A new paper led by Dr Bethan Psaila, from the Weatherall Institute of Molecular Medicine (WIMM) of the Radcliffe Department of Medicine, has revealed a potential new immunotherapy drug target in the treatment of myelofibrosis.
Myelofibrosis is an uncommon type of bone marrow cancer characterised by gene mutations acquired in blood stem cells that lead to over-production of bone marrow cells called megakaryocytes, development of scarring or ‘fibrosis’ that stops the bone marrow being able to produce blood cells in adequate numbers, low blood counts and a large spleen.
At present, bone marrow transplant is the only potentially curative treatment for myelofibrosis, but this procedure carries high risks and only a small proportion of patients are suitable candidates for this. While drug therapies including JAK inhibitors can improve symptoms and quality of life, none are curative and these do not improve the bone marrow fibrosis. Therefore, there is a need to identify new targets for therapeutic development.
In a paper recently published in Molecular Cell, Beth Psaila and her team investigated a specific aspect of myelofibrosis, which is an increased frequency of bone marrow megakaryocyte (MK) cells. MKs are the bone marrow cell responsible for the production of platelets. While they are rare cells in healthy bone marrow, a pathogenomic feature of myelofibrosis is that they are observed in high numbers, and they are recognised as the key cellular drivers of fibrosis.
In order to better understand the cellular and molecular pathways leading to over-production of Mks and their dysfunction, the team used single-cell analyses, studying over 120,000 blood stem/progenitor cells individually.

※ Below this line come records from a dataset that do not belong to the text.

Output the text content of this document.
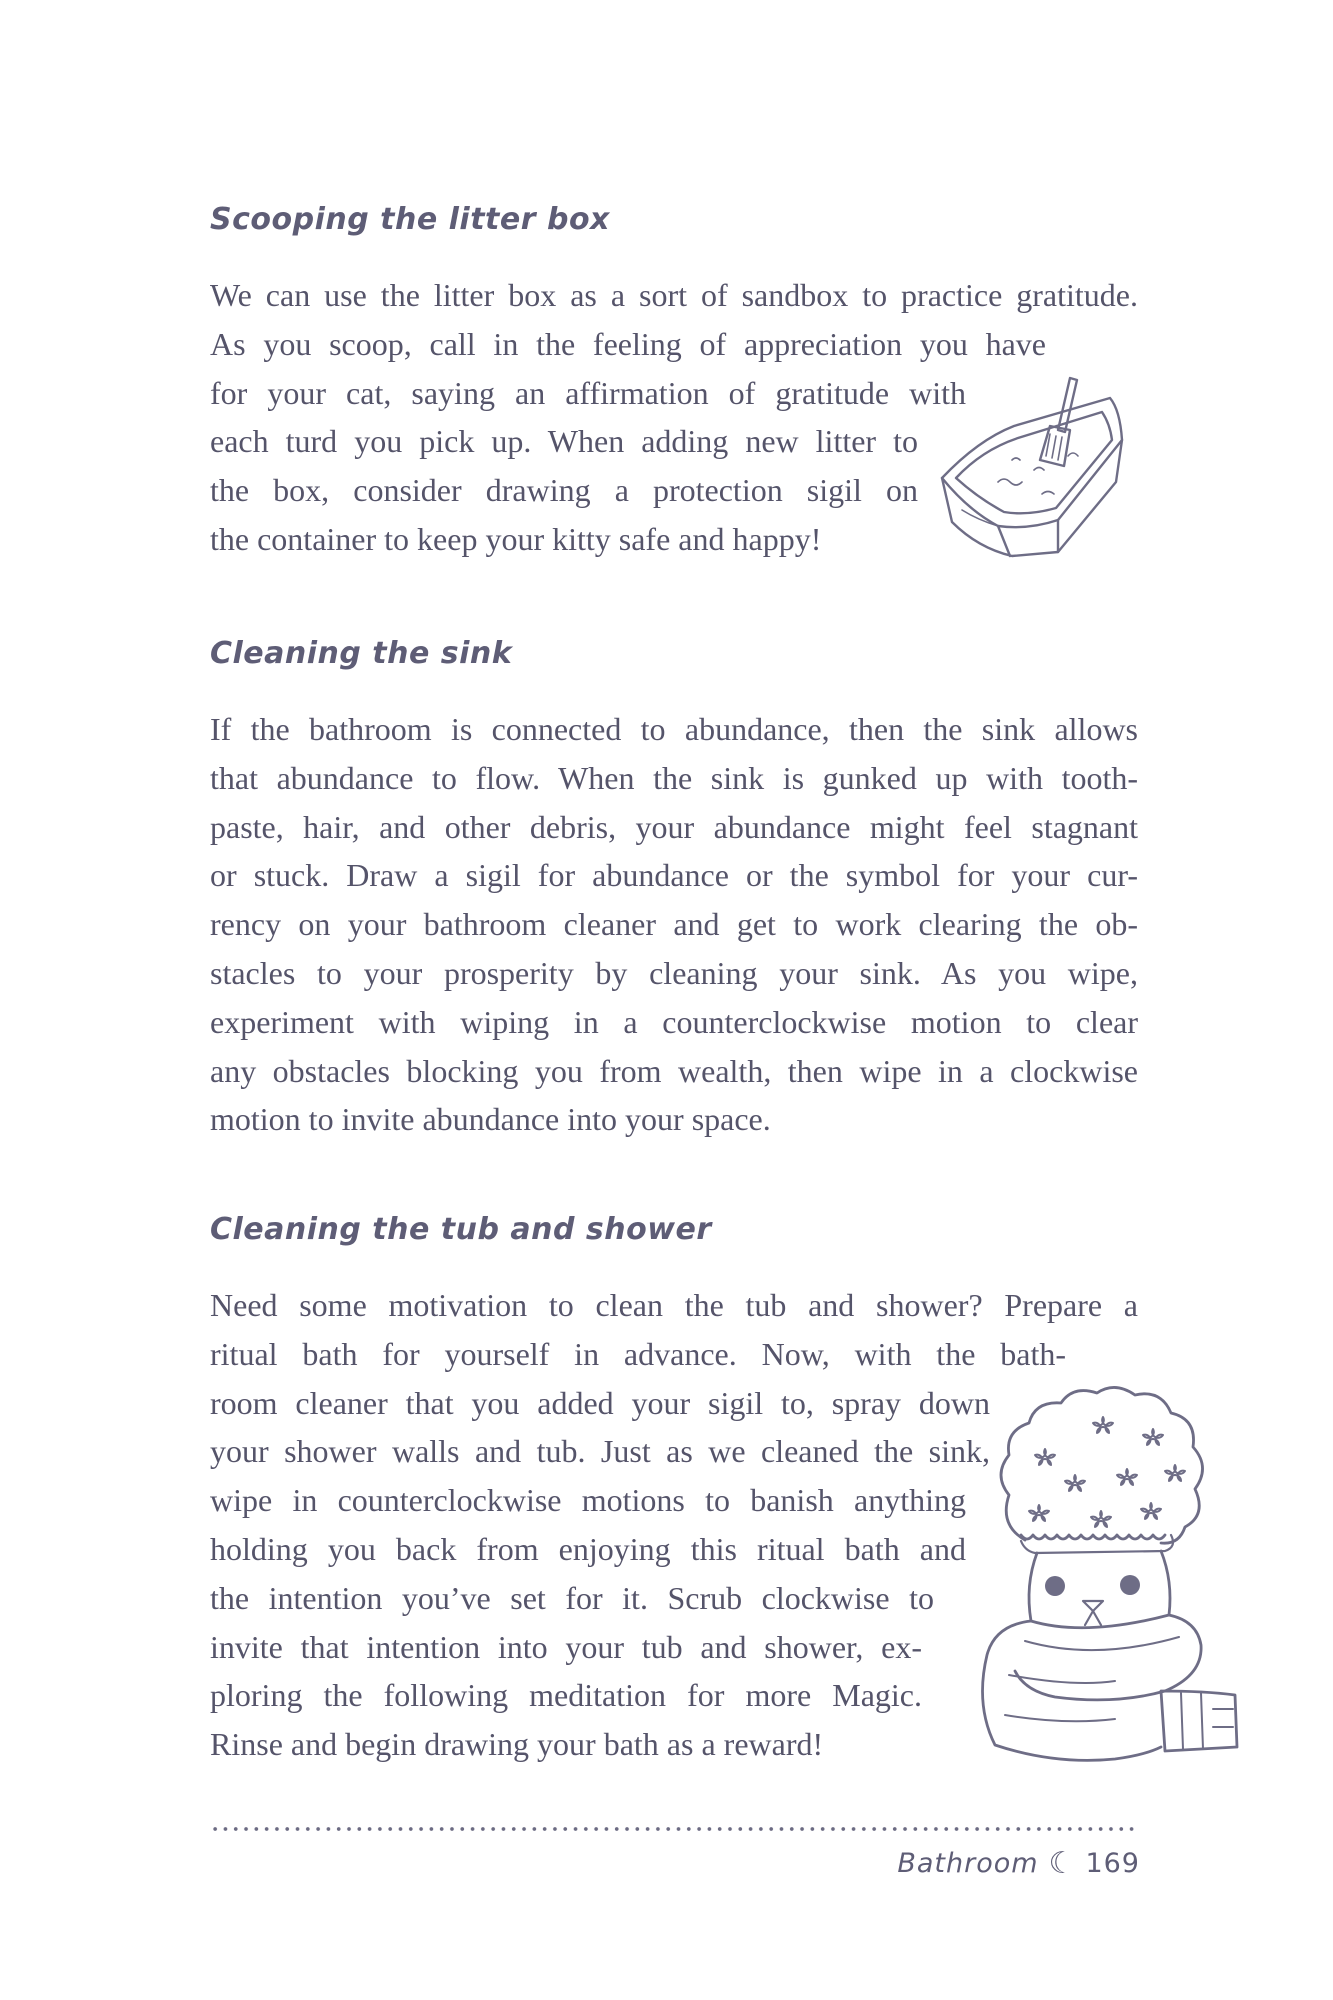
Scooping the litter box
We can use the litter box as a sort of sandbox to practice gratitude.
As you scoop, call in the feeling of appreciation you have
for your cat, saying an affirmation of gratitude with
each turd you pick up. When adding new litter to
the box, consider drawing a protection sigil on
the container to keep your kitty safe and happy!
Cleaning the sink
If the bathroom is connected to abundance, then the sink allows
that abundance to flow. When the sink is gunked up with tooth-
paste, hair, and other debris, your abundance might feel stagnant
or stuck. Draw a sigil for abundance or the symbol for your cur-
rency on your bathroom cleaner and get to work clearing the ob-
stacles to your prosperity by cleaning your sink. As you wipe,
experiment with wiping in a counterclockwise motion to clear
any obstacles blocking you from wealth, then wipe in a clockwise
motion to invite abundance into your space.
Cleaning the tub and shower
Need some motivation to clean the tub and shower? Prepare a
ritual bath for yourself in advance. Now, with the bath-
room cleaner that you added your sigil to, spray down
your shower walls and tub. Just as we cleaned the sink,
wipe in counterclockwise motions to banish anything
holding you back from enjoying this ritual bath and
the intention you’ve set for it. Scrub clockwise to
invite that intention into your tub and shower, ex-
ploring the following meditation for more Magic.
Rinse and begin drawing your bath as a reward!
Bathroom ☾ 169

This led to two key observations: firstly, that the proportion of blood stem cells that were genetically ‘primed’ to give rise to MKs was 11-fold higher in myelofibrosis patients than in healthy donors, and secondly that MK genes were being switched on even in the most primitive stem cells in myelofibrosis, suggesting massive expansion of a ‘direct’ route for MKs to develop from stem cells in myelofibrosis, a phenomenon that was almost undetectable in healthy bone marrow.
They found that the myelofibrosis stem/progenitor cells, but not the wild-type or normal stem cells, expressed a high level of G6B, a immunoglobulin cell-surface receptor protein. They validated G6B as an exciting potential immunotherapy target that might be utilised to specifically ablate both the cancer stem cell clone and the fibrosis-driving MK cells.
Dr Beth Psaila commented:
“The finding that G6B is markedly increased in the cancer stem cells is very important, as it suggests that targeting G6B in combination with a stem cell marker may be a way of selectively targeting the cancer-driving stem cells while sparing healthy stem cells.
“Identifying ways to knock out the disease-initiating cells is crucial to make progress in this disease, as currently there are no curative treatments available to offer the majority of our patients.”
Going forward, Beth and her team will be working on further validating their targeting strategy to see if it might be translated to the clinic.
Beth is a CRUK Advanced Clinician Scientist at the MRC Weatherall Institute of Molecular Medicine. The primary focus of her group is on megakaryocyte and platelet biology in cancer, and the application of single-cell approaches to clarify the cellular pathways by which megakaryocytes arise from haematopoietic stem cells.
She trained at Clare College, Cambridge, Imperial College London/The Hammersmith Hospital, Cornell, New York, and the National Institutes of Health, Bethesda USA, Beth is also an Honorary Consultant in Haematology in Oxford and a Senior Fellow in Medicine of New College, Oxford.
This research was conducted in collaboration with Prof Adam Mead and Dr Supat Thongjuea in the WIMM, including using data that was generated by Dr Alba Rodriguez-Meira. The work was partially funded by a Cancer Research UK Advanced Clinician Scientist Fellowship, a CRUK Innovation Award; a Wellcome Career Development Fellowship and a Medical Research Council (MRC) Senior Clinical Fellowship.